I was already enjoying David's company but when he got to Padstow I began to like him even more. It took him an age to find somewhere to park and walking round Padstow's crowded streets he could take it no longer.

"Padstow: it's rammed with people of the most obnoxious kind. And it sucks."

The guide David was using was written by John Betjeman.

"The thing about the Betjeman entries, it's all about the buildings, it's not about the people at all. Sometimes it's the people that are the problem. I feel like the worst kind of inverted snob, but right now, I couldn't give a stuff about Padstow."

The guide Betjeman wrote in the 30s described the "unspoilt Cornish experience". A time when a village like Polperro was actually lived in all year round by real families. A time before landowners sold people's homes to the new landlords of holiday homes and the rich second homers. A time before the village died.

Thursday, March 05, 2009

Titter Ye...Oh, Please Yerselves

Inspired by Shaggy Blog Stories, TwitterTitters is a book of comic writing, all the proceeds of which (less the production and postage costs) goes directly to Comic Relief.

You can read about it here and buy it here.

I won't be buying a copy as I bought two copies of Shaggy Blog Stories (embarrassed by the unfunniness of my own story and slightly amused a couple of times at others), I thought Phoenix Nights was bollocks and Chelsey: OMG! looks like a load of old shite. Maybe some of you lesser known *writers* are in it and can persuade me to fork out the nine quid.

But if it takes your fancy, go ahead and buy it. Christ knows Twitter's got to be good for something other than mentioning how you didn't get to sleep last night and that you're having a nice cheese and tomato sandwich for lunch.

Tuesday, March 03, 2009

Soap On A Rope

Talking about Coronation Street today, I was told it was "downmarket". In comparison to University Challenge and QI.

Well, I suppose it is. You don't need to be brainy to watch it. But you can be.

Craig Charles, hyper-intelligent renaissance man, poet, author, comedian, DJ, actor, cokehead, has been having the piss taken out of him by supposed "Corrie fans" at the football.

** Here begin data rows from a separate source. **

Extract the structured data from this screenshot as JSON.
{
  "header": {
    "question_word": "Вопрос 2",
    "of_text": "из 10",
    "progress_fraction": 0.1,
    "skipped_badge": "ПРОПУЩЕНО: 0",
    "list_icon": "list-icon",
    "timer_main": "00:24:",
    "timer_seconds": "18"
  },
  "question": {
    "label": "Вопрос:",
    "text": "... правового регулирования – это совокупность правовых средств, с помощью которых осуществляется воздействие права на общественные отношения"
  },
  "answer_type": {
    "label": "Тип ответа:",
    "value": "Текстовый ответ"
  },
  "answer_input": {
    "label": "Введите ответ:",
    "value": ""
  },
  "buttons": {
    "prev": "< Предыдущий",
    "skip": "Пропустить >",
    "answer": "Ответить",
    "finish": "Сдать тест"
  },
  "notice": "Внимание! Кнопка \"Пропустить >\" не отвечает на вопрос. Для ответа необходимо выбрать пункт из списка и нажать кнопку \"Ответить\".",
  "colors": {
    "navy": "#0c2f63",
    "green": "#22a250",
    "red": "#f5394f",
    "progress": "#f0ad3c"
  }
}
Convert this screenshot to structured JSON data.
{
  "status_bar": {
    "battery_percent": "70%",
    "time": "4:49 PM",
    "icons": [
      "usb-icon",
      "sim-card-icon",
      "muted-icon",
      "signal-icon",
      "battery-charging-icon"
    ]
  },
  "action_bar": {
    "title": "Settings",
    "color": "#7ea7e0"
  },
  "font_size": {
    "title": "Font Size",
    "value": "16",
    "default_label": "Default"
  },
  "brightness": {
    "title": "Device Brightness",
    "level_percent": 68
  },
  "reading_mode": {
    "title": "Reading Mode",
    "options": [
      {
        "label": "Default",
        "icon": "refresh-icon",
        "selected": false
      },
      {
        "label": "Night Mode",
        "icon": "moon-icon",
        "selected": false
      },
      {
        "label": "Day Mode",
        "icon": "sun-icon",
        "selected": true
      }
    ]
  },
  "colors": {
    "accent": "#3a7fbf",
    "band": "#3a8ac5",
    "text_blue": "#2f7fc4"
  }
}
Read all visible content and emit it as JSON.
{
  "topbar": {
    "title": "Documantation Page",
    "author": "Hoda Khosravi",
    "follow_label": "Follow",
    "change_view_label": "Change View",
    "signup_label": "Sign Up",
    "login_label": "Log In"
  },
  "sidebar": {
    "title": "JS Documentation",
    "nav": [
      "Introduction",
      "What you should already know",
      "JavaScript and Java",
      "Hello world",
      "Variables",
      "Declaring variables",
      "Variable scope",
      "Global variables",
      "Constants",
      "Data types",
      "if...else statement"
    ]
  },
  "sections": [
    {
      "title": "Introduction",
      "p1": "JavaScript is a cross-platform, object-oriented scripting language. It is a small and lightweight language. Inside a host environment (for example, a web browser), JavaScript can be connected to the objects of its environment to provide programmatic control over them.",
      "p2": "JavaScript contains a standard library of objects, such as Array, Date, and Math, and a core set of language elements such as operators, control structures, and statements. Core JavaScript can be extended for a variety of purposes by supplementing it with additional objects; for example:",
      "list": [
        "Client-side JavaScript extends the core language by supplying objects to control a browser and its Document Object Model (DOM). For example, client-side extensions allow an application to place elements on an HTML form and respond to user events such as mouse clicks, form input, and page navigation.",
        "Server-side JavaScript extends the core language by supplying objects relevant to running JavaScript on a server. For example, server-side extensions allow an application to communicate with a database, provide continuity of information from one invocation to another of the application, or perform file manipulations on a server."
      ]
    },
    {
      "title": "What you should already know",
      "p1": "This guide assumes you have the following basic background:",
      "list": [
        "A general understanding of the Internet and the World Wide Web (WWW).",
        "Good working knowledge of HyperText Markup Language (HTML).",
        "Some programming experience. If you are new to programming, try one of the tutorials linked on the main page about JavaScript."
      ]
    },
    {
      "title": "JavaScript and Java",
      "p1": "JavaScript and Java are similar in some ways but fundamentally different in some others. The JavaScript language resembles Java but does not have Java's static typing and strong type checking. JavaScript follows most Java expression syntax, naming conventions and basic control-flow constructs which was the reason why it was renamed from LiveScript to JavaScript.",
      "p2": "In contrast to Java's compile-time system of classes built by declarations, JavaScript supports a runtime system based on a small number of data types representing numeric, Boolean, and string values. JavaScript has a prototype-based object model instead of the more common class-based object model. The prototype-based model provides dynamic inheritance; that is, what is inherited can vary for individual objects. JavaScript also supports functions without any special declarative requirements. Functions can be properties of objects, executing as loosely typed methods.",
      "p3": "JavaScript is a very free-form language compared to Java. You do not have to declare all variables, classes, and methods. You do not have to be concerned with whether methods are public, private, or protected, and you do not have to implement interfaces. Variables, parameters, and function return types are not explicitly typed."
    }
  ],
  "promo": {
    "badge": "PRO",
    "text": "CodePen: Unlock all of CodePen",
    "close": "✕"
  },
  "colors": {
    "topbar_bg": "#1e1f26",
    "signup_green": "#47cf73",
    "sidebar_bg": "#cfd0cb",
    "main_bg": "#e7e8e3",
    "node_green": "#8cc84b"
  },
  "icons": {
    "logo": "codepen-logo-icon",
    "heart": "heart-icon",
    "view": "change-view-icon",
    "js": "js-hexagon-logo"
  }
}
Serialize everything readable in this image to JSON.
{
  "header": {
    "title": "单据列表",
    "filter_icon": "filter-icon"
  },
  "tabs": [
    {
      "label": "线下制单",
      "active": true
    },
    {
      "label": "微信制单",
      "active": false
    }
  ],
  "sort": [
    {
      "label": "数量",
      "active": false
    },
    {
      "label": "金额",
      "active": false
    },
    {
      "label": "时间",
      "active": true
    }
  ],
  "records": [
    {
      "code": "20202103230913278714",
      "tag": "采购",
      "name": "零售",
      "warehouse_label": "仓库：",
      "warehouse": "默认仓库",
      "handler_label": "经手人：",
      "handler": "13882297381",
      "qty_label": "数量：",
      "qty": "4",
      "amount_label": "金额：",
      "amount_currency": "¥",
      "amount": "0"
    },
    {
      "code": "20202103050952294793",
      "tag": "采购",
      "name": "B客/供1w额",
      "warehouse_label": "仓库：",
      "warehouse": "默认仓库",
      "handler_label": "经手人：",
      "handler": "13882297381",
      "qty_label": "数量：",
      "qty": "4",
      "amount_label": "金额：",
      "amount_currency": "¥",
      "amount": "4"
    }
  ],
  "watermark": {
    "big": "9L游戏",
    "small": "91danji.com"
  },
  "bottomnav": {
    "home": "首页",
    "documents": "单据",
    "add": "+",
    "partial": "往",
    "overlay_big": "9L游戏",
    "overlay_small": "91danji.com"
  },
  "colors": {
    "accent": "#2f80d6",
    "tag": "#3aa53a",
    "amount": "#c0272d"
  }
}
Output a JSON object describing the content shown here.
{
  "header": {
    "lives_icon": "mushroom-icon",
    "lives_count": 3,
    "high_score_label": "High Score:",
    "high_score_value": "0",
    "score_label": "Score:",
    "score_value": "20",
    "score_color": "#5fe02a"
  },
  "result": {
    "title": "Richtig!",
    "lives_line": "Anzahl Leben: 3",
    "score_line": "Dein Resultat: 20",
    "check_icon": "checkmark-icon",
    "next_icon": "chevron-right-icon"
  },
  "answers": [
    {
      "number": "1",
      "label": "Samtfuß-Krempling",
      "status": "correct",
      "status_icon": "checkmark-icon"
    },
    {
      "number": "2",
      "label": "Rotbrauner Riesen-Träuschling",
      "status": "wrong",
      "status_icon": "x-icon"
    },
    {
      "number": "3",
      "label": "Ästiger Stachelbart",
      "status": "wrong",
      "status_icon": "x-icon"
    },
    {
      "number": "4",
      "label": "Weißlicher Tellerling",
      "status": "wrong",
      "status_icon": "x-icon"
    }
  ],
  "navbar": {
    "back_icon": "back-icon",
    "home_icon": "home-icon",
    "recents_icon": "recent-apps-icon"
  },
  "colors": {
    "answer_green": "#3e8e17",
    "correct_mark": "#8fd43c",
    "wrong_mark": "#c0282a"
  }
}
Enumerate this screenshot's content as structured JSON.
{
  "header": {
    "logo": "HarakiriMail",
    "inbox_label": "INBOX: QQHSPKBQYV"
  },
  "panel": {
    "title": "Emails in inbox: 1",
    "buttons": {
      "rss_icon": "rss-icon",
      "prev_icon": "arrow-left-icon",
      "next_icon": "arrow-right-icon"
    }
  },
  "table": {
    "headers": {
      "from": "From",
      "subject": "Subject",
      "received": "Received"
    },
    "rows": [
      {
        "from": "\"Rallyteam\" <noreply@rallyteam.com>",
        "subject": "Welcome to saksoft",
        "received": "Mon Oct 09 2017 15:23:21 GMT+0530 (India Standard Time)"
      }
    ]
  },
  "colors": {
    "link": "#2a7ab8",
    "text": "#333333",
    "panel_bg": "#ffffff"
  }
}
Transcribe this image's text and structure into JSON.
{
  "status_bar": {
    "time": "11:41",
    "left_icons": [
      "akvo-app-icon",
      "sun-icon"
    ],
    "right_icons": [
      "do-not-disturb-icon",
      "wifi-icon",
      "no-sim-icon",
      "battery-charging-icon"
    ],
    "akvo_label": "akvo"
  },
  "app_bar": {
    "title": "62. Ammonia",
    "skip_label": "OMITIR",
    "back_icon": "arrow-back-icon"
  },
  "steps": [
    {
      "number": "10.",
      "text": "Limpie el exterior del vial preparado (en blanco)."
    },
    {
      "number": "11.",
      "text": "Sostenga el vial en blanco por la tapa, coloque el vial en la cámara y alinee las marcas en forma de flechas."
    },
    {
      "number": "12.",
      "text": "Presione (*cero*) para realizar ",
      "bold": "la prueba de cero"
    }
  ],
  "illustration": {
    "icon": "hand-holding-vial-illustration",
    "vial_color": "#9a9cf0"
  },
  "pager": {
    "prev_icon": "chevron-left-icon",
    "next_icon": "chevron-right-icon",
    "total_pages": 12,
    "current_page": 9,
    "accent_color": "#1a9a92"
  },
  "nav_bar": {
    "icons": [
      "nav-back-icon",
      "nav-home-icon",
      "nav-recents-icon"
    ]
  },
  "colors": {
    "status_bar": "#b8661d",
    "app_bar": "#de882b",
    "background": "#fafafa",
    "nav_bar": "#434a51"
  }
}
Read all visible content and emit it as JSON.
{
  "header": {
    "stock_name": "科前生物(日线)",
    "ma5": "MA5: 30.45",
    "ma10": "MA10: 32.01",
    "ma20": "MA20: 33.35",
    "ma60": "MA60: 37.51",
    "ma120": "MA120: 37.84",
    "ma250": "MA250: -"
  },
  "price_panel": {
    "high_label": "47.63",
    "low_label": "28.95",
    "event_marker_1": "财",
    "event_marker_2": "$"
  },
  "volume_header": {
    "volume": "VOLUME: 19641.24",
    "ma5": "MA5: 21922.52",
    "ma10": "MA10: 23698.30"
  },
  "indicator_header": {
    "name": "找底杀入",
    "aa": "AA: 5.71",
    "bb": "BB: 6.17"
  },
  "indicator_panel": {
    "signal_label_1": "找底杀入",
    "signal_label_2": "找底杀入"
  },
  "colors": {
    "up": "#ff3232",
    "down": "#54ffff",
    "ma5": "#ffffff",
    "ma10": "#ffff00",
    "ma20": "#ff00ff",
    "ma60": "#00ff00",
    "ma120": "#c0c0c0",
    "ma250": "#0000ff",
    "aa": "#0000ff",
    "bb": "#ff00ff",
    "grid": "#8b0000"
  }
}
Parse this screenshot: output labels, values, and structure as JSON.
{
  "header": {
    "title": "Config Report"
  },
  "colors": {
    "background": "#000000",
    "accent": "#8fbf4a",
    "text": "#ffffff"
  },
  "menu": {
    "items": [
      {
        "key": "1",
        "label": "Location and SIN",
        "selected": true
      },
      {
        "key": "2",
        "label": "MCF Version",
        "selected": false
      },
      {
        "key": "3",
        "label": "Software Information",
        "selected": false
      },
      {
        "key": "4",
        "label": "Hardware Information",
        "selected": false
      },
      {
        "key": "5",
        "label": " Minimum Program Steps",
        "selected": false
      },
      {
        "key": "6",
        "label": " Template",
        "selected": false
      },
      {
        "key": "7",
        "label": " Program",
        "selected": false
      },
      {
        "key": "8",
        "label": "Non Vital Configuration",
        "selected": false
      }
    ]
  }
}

"I’ve never had any problems like that with Red Dwarf fans, they’re generally intelligent people," he said to The News Of The World so it must be true. "Maybe not so much with Corrie, it’s kind of lowest common denominator stuff!"

No, Craig. Corrie's humour is subtle, requiring a more mature intelligence than a comedy made for teenage boys whose balls haven't yet dropped. Stick to your turgid Funk & Soul Show and your audience of three ageing talc-addled Northern Soul bores.

Sunday, March 01, 2009

Are You An Underachiever?

I have to battle against thinking I am. Thinking that would be boasting that I'm capable of actually achieving something of artistic merit and it was just down to my lazy attitude that I've never made something of my life.

I could have been a musician, a film director, a screenwriter, a novelist. All these things I could have been but I've just been too lazy to find other people with the enthusiasm to help me.

See? It's a good case for the prosecution.

Rather than make my own art I take great pleasure in criticising other people's. Is this healthy?

Well, look at all the tortured artists. There's no way in the world I'd want to be one of those. Satisfaction in your own art can't last forever. Unless you're completely up your own arse. And who wants to be Bono?

So give me the lazy life with full reign to think and observe without the drive to be someone. The drive that screws people up.